Avant le premier repas, et de nouveau après chaque changement d'organisation. Voir la salle vide, avant le service, aide beaucoup les enfants que le volume sonore effraie.
Le menu affiché à la maison la veille retire une inconnue par jour, ce qui est loin d'être négligeable.
Décrivez le déroulé plutôt que la nourriture : prendre le plateau, s'asseoir, manger, débarrasser, sortir. C'est la séquence qui rassure, pas la promesse que ce sera bon.
Ne promettez jamais qu'il aimera. Dites plutôt ce qui est certain : qu'il peut ne pas finir, et qu'il rentrera.

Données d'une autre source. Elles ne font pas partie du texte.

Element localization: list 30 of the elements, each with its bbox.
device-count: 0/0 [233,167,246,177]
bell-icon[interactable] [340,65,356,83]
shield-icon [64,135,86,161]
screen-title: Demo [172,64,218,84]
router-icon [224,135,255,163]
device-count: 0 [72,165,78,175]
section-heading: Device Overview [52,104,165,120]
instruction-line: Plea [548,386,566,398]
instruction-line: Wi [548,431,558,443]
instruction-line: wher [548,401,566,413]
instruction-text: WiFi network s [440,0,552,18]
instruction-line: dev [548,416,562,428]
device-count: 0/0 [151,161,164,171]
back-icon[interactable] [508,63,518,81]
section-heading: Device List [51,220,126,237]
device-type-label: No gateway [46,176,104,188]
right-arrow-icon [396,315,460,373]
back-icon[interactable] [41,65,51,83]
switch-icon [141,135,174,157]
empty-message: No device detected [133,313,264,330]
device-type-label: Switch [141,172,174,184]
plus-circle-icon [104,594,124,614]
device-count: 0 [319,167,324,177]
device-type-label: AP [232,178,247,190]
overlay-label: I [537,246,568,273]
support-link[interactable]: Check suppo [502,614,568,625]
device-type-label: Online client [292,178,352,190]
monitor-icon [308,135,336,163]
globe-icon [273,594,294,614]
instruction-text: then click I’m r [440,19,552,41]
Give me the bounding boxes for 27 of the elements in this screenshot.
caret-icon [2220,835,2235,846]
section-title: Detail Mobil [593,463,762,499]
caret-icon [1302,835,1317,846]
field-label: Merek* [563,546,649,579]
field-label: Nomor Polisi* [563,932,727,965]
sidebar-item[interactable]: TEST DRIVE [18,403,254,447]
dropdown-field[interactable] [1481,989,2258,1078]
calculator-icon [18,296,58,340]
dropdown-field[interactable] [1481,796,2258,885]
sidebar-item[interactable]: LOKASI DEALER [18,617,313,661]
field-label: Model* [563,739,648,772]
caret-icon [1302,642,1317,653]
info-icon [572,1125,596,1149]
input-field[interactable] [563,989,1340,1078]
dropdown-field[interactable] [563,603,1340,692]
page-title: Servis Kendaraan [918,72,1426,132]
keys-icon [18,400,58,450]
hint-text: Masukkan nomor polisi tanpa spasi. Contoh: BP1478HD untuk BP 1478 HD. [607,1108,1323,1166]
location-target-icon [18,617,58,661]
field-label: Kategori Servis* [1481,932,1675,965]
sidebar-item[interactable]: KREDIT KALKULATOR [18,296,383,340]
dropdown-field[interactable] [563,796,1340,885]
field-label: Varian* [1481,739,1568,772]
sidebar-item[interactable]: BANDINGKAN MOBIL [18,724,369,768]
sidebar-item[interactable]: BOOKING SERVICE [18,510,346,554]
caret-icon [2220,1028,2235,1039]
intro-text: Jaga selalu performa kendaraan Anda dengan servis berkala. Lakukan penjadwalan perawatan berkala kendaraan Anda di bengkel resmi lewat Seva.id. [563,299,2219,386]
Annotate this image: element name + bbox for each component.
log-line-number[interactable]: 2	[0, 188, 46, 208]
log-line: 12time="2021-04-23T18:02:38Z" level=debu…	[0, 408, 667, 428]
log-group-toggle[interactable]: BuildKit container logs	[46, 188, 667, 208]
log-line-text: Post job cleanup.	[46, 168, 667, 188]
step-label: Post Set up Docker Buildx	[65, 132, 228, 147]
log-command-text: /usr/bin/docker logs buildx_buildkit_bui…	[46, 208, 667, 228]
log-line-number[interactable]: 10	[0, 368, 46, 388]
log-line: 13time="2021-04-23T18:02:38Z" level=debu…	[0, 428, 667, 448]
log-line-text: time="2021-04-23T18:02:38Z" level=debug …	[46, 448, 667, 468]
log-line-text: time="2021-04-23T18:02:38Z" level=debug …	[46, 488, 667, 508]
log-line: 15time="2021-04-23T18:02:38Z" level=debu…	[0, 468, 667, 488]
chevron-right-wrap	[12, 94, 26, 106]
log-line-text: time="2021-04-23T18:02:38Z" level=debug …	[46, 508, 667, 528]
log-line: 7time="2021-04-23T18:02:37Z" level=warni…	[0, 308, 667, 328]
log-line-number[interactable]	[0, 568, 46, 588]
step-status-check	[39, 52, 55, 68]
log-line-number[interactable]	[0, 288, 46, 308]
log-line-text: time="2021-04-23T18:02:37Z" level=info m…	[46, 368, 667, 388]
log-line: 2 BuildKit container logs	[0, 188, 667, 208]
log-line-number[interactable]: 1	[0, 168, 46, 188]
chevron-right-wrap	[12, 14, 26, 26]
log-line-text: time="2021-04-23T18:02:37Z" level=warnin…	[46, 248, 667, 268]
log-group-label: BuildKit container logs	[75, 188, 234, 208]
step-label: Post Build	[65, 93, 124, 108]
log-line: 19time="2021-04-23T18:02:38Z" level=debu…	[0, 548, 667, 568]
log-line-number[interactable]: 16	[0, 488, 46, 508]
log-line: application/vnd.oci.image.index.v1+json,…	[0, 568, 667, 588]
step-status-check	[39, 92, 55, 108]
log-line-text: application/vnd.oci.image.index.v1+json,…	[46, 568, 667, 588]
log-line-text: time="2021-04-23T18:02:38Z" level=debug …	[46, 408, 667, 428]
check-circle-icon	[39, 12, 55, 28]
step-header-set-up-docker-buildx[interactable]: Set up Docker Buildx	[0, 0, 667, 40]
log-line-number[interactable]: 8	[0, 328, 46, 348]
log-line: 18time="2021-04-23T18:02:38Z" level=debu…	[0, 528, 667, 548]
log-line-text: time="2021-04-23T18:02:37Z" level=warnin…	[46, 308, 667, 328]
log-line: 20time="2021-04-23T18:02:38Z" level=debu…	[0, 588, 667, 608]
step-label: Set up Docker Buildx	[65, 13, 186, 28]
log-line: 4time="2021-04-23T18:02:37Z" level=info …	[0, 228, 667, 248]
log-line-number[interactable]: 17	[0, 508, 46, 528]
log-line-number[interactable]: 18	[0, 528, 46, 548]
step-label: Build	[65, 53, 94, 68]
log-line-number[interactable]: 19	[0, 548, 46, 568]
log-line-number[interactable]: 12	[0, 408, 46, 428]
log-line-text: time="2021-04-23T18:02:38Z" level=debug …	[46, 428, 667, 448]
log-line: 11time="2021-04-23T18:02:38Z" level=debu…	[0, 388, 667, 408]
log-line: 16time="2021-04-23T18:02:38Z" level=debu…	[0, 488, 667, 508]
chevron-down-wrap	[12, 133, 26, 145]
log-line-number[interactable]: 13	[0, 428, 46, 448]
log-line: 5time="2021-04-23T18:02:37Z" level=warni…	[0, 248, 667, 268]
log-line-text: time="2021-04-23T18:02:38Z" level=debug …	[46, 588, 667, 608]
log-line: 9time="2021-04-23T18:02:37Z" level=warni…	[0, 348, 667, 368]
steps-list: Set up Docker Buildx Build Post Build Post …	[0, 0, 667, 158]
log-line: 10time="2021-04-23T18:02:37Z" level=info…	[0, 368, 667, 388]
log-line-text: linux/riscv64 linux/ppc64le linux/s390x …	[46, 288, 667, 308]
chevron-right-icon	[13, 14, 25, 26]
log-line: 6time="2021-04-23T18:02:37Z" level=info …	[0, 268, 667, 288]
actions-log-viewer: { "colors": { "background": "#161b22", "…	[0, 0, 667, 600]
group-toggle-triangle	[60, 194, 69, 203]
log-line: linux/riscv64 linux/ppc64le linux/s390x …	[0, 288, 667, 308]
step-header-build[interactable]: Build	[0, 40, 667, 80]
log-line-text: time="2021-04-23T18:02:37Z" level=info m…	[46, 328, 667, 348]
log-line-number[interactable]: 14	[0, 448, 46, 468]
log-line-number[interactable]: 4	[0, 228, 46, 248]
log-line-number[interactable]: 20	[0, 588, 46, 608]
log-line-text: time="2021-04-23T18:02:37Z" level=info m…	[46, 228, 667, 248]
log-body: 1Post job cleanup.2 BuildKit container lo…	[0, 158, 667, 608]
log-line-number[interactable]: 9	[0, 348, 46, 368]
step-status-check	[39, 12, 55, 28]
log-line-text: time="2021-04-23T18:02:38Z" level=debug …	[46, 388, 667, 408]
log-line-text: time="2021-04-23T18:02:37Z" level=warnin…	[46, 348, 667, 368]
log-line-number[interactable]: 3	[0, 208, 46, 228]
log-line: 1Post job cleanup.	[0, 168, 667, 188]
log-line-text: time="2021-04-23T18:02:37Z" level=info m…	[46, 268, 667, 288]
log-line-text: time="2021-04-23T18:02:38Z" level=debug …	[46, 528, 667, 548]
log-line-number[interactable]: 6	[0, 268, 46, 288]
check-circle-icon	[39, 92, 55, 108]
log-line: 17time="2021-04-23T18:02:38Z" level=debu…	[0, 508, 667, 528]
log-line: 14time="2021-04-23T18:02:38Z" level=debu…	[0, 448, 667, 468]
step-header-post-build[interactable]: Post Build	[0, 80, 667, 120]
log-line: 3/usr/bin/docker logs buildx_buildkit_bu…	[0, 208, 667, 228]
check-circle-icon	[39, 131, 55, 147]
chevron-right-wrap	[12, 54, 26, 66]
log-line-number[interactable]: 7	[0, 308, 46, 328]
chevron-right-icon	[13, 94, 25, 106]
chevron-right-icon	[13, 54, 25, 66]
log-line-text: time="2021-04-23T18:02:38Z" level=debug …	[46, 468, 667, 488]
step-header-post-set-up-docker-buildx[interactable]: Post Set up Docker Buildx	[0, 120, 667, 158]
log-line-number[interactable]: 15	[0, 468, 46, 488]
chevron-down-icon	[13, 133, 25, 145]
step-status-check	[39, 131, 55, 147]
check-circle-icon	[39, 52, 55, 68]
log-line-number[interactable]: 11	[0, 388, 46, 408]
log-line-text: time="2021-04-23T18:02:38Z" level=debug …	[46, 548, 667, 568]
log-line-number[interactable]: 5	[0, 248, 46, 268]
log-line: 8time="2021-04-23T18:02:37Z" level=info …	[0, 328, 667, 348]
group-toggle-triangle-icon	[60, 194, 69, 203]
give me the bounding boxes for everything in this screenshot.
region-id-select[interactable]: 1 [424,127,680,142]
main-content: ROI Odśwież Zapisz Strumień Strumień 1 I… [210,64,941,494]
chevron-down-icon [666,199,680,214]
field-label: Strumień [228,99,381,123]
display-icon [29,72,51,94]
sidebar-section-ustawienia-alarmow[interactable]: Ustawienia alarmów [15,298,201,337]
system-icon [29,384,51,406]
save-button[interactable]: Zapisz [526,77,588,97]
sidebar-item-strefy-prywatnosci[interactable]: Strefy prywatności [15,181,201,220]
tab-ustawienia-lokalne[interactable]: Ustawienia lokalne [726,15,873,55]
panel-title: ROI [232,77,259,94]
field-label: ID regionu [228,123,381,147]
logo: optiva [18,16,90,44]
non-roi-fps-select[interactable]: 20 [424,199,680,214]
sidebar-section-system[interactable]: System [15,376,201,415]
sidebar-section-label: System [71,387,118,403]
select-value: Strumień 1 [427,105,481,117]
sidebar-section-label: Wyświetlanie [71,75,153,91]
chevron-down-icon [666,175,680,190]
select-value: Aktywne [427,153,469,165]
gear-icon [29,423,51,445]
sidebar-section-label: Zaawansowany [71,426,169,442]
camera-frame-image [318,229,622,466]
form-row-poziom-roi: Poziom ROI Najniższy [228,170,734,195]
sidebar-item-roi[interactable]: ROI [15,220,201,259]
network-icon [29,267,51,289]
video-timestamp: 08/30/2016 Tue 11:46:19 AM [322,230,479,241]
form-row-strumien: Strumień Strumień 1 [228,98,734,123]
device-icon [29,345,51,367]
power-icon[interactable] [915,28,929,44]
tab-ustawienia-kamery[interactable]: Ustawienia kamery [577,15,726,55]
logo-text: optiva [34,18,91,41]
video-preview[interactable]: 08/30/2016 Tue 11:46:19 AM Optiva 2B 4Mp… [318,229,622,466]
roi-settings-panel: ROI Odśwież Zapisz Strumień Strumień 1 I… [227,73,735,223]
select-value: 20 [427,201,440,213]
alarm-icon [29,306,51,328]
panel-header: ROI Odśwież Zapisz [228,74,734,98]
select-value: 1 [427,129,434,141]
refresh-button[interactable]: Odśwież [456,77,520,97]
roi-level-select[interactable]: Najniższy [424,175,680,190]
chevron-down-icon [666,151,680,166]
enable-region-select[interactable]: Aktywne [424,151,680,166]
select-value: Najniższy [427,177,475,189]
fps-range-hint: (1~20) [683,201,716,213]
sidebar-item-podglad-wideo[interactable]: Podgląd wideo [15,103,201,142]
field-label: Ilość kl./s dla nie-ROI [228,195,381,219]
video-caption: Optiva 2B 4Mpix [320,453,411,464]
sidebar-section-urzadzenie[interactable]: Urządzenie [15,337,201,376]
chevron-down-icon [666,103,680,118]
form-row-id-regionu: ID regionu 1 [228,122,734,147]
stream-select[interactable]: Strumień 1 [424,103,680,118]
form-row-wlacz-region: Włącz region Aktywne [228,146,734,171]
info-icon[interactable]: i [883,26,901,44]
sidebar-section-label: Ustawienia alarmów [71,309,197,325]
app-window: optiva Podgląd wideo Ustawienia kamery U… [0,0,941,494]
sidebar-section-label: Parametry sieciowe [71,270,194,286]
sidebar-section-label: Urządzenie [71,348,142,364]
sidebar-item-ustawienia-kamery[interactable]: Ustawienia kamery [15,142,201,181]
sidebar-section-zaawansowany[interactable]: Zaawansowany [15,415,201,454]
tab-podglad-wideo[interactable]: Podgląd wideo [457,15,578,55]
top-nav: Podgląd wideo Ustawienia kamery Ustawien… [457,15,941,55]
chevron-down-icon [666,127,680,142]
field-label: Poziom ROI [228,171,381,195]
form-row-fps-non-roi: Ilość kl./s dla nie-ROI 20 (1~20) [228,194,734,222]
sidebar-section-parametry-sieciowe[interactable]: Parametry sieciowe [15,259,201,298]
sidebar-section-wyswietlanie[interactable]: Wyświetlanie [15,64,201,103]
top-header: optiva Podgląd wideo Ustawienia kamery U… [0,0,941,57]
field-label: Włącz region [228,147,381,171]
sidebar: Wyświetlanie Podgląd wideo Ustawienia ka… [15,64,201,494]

| Plutôt que | Sur la planche |
|---|---|
| « Tu vas voir, la cantine c’est super, tu vas adorer. » | « Je prends mon plateau. Je m’assois. » |
| « Il faut finir son assiette, comme tout le monde. » | « Je goûte. Si je n’aime pas, je laisse. » |
| « Ne fais pas d’histoires devant les autres. » | « Après le repas, je vais dans la cour. » |
Un enfant qui ne mange pas à la cantine mange souvent beaucoup au retour : ce n'est pas confortable, mais ce n'est pas une urgence en soi. Ce qui mérite d'être signalé au médecin, c'est une sélectivité qui s'aggrave ou un retentissement sur le poids et l'énergie.
Côté organisation, beaucoup de choses se négocient : une table plus calme, un service décalé, l'autorisation d'un repas apporté. Il faut demander, car ces aménagements sont rarement proposés spontanément.